A sacada de um empresário
"Eu me destacava muito por ser homem e jovem", diz Yusuke Niwa, diretor executivo da Visionary, de 40 anos, ao lembrar de seu primeiro trabalho como cuidador, há quase 20 anos.
O empresário percebeu que "ser cool" era fundamental para despertar o interesse dos jovens e decidiu recrutar pessoas com esse perfil.
Ele chegou a considerar jogadores de futebol e lutadores de artes marciais, mas acabou optando pelos fisiculturistas. O motivo? "Os fisiculturistas são muito fotogênicos, têm estilo e encarnam o trabalho incansável", explica Niwa.
Mas a Visionary tinha dificuldades para contratar um único cuidador por ano que fosse, por causa do estigma em torno da indústria do cuidado.
Isso começou a mudar em 2018, com o lançamento por Niwa da campanha "cuidadores machões", que provocou uma avalanche de candidaturas, inclusive de homens jovens.
A empresa afirma ter contratado 168 pessoas apenas no ano fiscal de 2024.
A Visionary prevê agora vendas anuais de 2,2 bilhões de ienes (R$ 70,7 milhões de dólares) para o ano fiscal que termina em março de 2026 - cerca de dez vezes mais do que faturava antes de 2018.

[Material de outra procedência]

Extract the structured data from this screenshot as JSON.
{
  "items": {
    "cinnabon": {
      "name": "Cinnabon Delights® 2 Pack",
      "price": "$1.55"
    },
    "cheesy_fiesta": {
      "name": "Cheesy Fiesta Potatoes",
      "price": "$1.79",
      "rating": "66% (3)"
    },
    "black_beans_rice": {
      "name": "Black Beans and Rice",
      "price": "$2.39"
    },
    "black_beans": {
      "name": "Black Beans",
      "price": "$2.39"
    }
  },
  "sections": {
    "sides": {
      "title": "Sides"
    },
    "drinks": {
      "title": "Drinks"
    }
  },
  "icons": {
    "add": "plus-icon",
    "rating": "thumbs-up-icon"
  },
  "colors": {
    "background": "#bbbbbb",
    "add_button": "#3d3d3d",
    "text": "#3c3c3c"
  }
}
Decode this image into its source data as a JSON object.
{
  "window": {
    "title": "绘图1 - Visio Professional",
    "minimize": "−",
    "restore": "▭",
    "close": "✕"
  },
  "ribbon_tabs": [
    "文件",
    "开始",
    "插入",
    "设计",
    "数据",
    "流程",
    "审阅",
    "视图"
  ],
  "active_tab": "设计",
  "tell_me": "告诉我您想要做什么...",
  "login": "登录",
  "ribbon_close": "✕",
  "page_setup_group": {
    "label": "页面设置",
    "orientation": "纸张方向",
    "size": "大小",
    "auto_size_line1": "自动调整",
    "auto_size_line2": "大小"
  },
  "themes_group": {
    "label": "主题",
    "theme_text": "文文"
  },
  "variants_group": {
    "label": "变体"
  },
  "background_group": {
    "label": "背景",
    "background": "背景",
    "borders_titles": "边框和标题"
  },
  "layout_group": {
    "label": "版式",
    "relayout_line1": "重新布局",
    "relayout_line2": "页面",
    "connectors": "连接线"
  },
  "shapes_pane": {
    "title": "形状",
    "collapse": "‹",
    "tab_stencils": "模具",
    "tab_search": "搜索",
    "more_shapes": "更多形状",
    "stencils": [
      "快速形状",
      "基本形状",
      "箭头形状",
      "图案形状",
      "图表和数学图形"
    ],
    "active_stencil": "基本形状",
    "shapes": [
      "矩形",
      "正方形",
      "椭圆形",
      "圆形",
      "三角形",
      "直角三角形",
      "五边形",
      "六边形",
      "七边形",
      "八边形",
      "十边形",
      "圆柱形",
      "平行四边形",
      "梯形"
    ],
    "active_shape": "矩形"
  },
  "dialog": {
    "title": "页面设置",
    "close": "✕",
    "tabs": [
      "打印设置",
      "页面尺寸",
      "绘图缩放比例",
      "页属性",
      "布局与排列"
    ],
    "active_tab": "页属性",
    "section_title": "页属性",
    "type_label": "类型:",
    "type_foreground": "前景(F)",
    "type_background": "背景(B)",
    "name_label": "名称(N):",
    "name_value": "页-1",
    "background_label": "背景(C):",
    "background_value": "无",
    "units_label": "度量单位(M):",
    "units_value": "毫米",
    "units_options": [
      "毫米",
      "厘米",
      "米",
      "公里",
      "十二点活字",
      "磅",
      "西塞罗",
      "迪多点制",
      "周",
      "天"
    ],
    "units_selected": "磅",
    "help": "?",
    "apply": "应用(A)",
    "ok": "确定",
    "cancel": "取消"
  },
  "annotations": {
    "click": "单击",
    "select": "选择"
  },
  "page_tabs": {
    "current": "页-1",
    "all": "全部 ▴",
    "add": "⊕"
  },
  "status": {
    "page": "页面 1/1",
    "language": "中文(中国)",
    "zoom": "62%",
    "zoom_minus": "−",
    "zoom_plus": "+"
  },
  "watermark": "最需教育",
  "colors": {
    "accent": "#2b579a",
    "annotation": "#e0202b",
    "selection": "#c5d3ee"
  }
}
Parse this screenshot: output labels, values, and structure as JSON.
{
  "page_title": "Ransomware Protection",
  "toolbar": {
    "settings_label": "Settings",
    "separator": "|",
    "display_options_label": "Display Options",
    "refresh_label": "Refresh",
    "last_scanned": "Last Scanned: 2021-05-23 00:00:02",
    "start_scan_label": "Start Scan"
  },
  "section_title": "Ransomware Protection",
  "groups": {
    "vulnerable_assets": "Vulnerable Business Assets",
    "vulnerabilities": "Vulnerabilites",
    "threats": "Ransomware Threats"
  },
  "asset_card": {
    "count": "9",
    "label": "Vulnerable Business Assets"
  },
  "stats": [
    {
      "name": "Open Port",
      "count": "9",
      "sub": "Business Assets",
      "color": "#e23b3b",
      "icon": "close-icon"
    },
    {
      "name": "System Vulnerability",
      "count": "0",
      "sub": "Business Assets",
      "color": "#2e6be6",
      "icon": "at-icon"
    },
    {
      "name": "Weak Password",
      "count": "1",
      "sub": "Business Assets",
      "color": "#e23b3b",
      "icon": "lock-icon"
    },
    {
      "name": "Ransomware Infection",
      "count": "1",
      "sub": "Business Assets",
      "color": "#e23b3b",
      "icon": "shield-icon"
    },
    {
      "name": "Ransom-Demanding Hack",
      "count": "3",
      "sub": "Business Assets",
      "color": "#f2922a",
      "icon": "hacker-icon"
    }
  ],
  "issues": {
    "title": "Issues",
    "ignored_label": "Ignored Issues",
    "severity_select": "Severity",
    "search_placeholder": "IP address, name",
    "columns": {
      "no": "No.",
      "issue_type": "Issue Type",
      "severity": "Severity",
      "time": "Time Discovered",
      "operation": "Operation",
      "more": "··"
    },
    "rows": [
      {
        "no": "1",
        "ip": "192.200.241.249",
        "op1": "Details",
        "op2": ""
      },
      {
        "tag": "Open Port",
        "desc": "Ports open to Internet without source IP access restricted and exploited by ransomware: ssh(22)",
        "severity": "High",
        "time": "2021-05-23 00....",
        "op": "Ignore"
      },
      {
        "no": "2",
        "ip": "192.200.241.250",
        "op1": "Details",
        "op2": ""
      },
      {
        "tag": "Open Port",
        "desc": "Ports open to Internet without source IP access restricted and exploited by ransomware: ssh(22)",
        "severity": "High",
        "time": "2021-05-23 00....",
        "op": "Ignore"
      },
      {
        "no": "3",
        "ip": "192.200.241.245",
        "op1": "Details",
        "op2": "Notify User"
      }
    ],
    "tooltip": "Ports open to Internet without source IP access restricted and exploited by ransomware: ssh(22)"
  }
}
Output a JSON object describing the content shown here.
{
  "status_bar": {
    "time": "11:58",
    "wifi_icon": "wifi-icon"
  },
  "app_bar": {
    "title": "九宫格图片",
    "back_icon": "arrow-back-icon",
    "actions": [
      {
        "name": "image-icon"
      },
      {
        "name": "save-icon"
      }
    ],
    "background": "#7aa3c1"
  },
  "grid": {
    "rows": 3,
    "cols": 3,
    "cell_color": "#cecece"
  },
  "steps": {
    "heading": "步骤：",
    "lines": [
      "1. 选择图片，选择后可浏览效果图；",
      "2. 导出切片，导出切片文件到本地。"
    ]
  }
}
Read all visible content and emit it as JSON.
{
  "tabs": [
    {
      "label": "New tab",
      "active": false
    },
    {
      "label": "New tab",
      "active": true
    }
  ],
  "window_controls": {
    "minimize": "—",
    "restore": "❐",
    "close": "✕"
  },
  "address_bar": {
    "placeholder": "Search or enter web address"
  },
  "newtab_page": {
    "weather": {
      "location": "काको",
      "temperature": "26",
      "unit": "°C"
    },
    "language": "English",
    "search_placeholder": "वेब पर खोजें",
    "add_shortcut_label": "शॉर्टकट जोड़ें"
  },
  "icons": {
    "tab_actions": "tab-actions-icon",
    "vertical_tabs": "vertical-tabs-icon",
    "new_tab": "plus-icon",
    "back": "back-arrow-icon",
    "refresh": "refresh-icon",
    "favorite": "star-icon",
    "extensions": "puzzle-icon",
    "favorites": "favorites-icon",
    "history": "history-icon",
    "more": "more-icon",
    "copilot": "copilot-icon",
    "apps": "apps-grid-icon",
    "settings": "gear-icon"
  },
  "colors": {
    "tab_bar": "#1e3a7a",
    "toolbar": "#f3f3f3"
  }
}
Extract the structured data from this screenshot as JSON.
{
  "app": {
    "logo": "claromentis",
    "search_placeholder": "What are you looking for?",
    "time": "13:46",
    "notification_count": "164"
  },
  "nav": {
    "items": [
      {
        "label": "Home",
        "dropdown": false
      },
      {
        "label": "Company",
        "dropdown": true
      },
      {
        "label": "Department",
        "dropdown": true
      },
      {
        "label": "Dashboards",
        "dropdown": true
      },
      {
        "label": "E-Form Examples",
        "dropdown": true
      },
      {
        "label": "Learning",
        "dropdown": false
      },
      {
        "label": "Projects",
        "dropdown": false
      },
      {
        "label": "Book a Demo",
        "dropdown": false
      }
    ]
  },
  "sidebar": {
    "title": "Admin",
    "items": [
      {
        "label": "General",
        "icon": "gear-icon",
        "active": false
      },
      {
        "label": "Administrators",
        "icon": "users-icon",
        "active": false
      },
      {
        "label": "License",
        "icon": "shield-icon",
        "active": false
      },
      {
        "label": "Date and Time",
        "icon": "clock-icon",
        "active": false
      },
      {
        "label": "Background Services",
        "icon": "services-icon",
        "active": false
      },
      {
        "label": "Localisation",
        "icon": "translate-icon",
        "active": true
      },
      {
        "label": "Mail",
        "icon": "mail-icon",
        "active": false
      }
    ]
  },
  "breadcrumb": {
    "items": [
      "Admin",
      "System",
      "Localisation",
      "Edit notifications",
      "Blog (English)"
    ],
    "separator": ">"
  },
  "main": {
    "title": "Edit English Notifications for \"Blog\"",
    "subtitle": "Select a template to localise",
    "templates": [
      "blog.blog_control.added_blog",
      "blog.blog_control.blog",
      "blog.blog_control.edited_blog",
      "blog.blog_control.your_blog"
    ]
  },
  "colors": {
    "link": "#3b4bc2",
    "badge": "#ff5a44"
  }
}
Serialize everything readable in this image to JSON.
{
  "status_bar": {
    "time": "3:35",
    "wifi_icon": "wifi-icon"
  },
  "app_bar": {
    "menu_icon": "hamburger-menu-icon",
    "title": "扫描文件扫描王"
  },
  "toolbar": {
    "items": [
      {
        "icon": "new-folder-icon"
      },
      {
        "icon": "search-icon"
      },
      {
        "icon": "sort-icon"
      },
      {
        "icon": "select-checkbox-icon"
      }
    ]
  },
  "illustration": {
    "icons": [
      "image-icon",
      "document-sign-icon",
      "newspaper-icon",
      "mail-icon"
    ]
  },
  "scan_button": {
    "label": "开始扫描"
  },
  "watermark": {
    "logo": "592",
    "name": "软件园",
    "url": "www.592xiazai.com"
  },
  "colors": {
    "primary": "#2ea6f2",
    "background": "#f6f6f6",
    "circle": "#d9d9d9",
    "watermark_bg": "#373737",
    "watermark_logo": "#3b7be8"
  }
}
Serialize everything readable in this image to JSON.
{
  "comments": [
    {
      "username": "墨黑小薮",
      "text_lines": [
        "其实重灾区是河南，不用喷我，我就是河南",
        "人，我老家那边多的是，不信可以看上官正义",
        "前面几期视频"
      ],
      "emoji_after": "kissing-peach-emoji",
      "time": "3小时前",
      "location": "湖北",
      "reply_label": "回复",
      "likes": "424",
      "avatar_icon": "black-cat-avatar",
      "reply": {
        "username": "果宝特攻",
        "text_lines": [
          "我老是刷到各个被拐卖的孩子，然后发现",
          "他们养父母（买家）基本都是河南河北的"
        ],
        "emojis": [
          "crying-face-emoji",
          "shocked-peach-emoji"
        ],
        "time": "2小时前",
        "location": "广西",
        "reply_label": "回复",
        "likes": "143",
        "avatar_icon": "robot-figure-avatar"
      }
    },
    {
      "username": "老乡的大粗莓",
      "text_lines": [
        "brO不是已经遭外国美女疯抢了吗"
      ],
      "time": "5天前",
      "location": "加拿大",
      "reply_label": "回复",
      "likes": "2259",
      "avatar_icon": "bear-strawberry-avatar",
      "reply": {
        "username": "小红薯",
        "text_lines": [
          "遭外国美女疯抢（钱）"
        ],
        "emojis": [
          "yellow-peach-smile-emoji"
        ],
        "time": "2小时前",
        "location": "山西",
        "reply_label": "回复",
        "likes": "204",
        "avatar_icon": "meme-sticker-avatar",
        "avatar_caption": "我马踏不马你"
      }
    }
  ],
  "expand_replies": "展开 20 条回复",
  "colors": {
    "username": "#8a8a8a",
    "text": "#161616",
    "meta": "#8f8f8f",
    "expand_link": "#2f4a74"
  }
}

A grande maioria dos novos contratados são entusiastas ocasionais do fitness.
Embora todos os funcionários tenham acesso gratuito à academia, os benefícios mais generosos — como duas horas diárias de treino remunerado — são reservados a um grupo seleto de fisiculturistas competidores.
Um deles é Hokuto Tatsumi, de 27 anos, ex-militar da Força de Autodefesa Marítima, atraído pelo "ambiente de trabalho mais favorável aos músculos que se possa imaginar".
Os fisiculturistas são especialistas em suportar a monotonia do treinamento diário e regimes alimentares rigorosos, diz ele.
Essa disciplina "pode ser uma grande vantagem para cuidadores que atendem os mesmos clientes todos os dias".
"Pode parecer simples, mas na verdade é bastante desafiador", afirma Tatsumi.
Cuidado no Japão: uma indústria que busca se reinventar
No Japão, a necessidade de cuidar de pais doentes e outros familiares obriga cerca de 100 mil pessoas a deixar seus empregos todos os anos, segundo dados do governo. E a estimativa é que outras 300 mil conciliem a carreira profissional com o cuidado em casa até 2030.
"O fato de esses trabalhadores não conseguirem desenvolver plenamente seu potencial é uma perda enorme", lamenta Niwa, acrescentando que a indústria do cuidado precisa se modernizar.
Nos últimos dois anos, Yamaguchi — usuária de cadeira de rodas que gosta de pintura e de trabalhos com contas — e o fisiculturista de elite Usui construíram uma amizade surpreendente.
"Madoka não consegue usar bem as mãos, mas usa a boca para controlar o pincel. Essa capacidade de improviso me inspira", diz Usui, sorrindo para ela.
Ele reconhece que sua motivação inicial para o trabalho era ficar mais musculoso, mas diz que desde então aprendeu "que o cuidado é muito mais do que parece à primeira vista".